Broccoli, White Bean & Portobello Side

The group was able to reconvene again for another Family Dinner! Of all dinners this is one where the compliments were supreme. Maybe everyone was hungry? Or, maybe I am really that wonderful a cook?

In addition to a basic tossed salad and pork tenderloin, I decided to come up with some kind of a side. Not wanting to commit to one entirely of starch, I decided that some white cannelleni beans (also known as “great northern beans”) would help to pump up the volume in vegetables. Definitely received some oohs and aahs over this one!

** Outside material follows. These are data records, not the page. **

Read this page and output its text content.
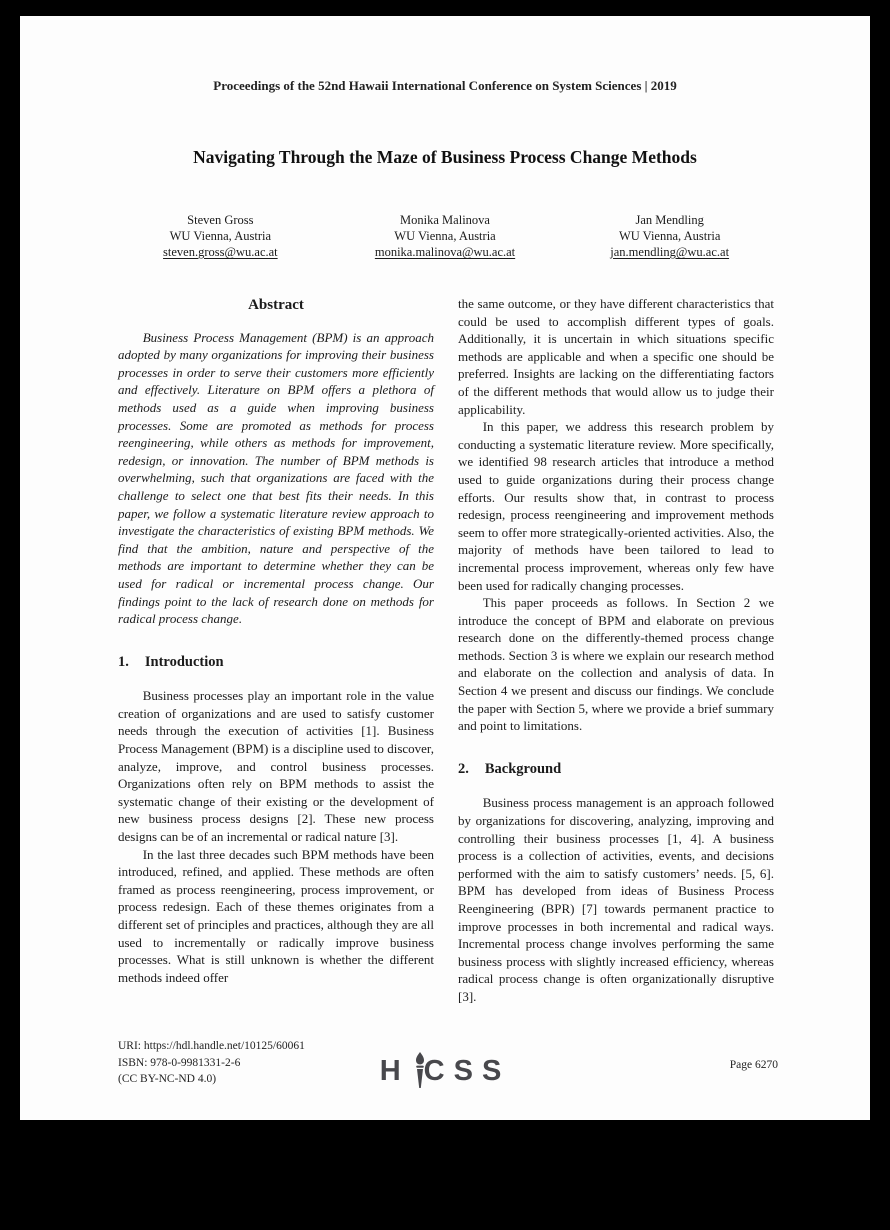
Proceedings of the 52nd Hawaii International Conference on System Sciences | 2019
Navigating Through the Maze of Business Process Change Methods
Steven Gross
WU Vienna, Austria
steven.gross@wu.ac.at
Monika Malinova
WU Vienna, Austria
monika.malinova@wu.ac.at
Jan Mendling
WU Vienna, Austria
jan.mendling@wu.ac.at
Abstract

Business Process Management (BPM) is an approach adopted by many organizations for improving their business processes in order to serve their customers more efficiently and effectively. Literature on BPM offers a plethora of methods used as a guide when improving business processes. Some are promoted as methods for process reengineering, while others as methods for improvement, redesign, or innovation. The number of BPM methods is overwhelming, such that organizations are faced with the challenge to select one that best fits their needs. In this paper, we follow a systematic literature review approach to investigate the characteristics of existing BPM methods. We find that the ambition, nature and perspective of the methods are important to determine whether they can be used for radical or incremental process change. Our findings point to the lack of research done on methods for radical process change.

1. Introduction

Business processes play an important role in the value creation of organizations and are used to satisfy customer needs through the execution of activities [1]. Business Process Management (BPM) is a discipline used to discover, analyze, improve, and control business processes. Organizations often rely on BPM methods to assist the systematic change of their existing or the development of new business process designs [2]. These new process designs can be of an incremental or radical nature [3].

In the last three decades such BPM methods have been introduced, refined, and applied. These methods are often framed as process reengineering, process improvement, or process redesign. Each of these themes originates from a different set of principles and practices, although they are all used to incrementally or radically improve business processes. What is still unknown is whether the different methods indeed offer

the same outcome, or they have different characteristics that could be used to accomplish different types of goals. Additionally, it is uncertain in which situations specific methods are applicable and when a specific one should be preferred. Insights are lacking on the differentiating factors of the different methods that would allow us to judge their applicability.

In this paper, we address this research problem by conducting a systematic literature review. More specifically, we identified 98 research articles that introduce a method used to guide organizations during their process change efforts. Our results show that, in contrast to process redesign, process reengineering and improvement methods seem to offer more strategically-oriented activities. Also, the majority of methods have been tailored to lead to incremental process improvement, whereas only few have been used for radically changing processes.

This paper proceeds as follows. In Section 2 we introduce the concept of BPM and elaborate on previous research done on the differently-themed process change methods. Section 3 is where we explain our research method and elaborate on the collection and analysis of data. In Section 4 we present and discuss our findings. We conclude the paper with Section 5, where we provide a brief summary and point to limitations.

2. Background

Business process management is an approach followed by organizations for discovering, analyzing, improving and controlling their business processes [1, 4]. A business process is a collection of activities, events, and decisions performed with the aim to satisfy customers’ needs. [5, 6]. BPM has developed from ideas of Business Process Reengineering (BPR) [7] towards permanent practice to improve processes in both incremental and radical ways. Incremental process change involves performing the same business process with slightly increased efficiency, whereas radical process change is often organizationally disruptive [3].

URI: https://hdl.handle.net/10125/60061
ISBN: 978-0-9981331-2-6
(CC BY-NC-ND 4.0)	H CSS	Page 6270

Broccoli, White Bean & Portobello Side

1 Large Vidalia onion
3 Cups broccoli florets
2 Cups mini bella mushrooms
1 Can drained & rinsed cannelleni beans

3 TB olive oil
1 TB red pepper flakes
1/4 Cup basil pesto
Salt & pepper to taste

Slice onion into thin rounds. Cover with olive oil and seasonings placing into a saucepan over medium heat. Cook onions until softened and reduce heat to a simmer. Allow the onions to caramelize over low heat for about 20-30 minutes.

In a separate pan, bring water to a boil to blanch the broccoli. After the broccoli is just barely fork tender, drain and cool in an ice water bath.

Once onions have reached a golden brown color, toss in mushrooms, broccoli, beans and basil pesto. Serve immediately. Voila!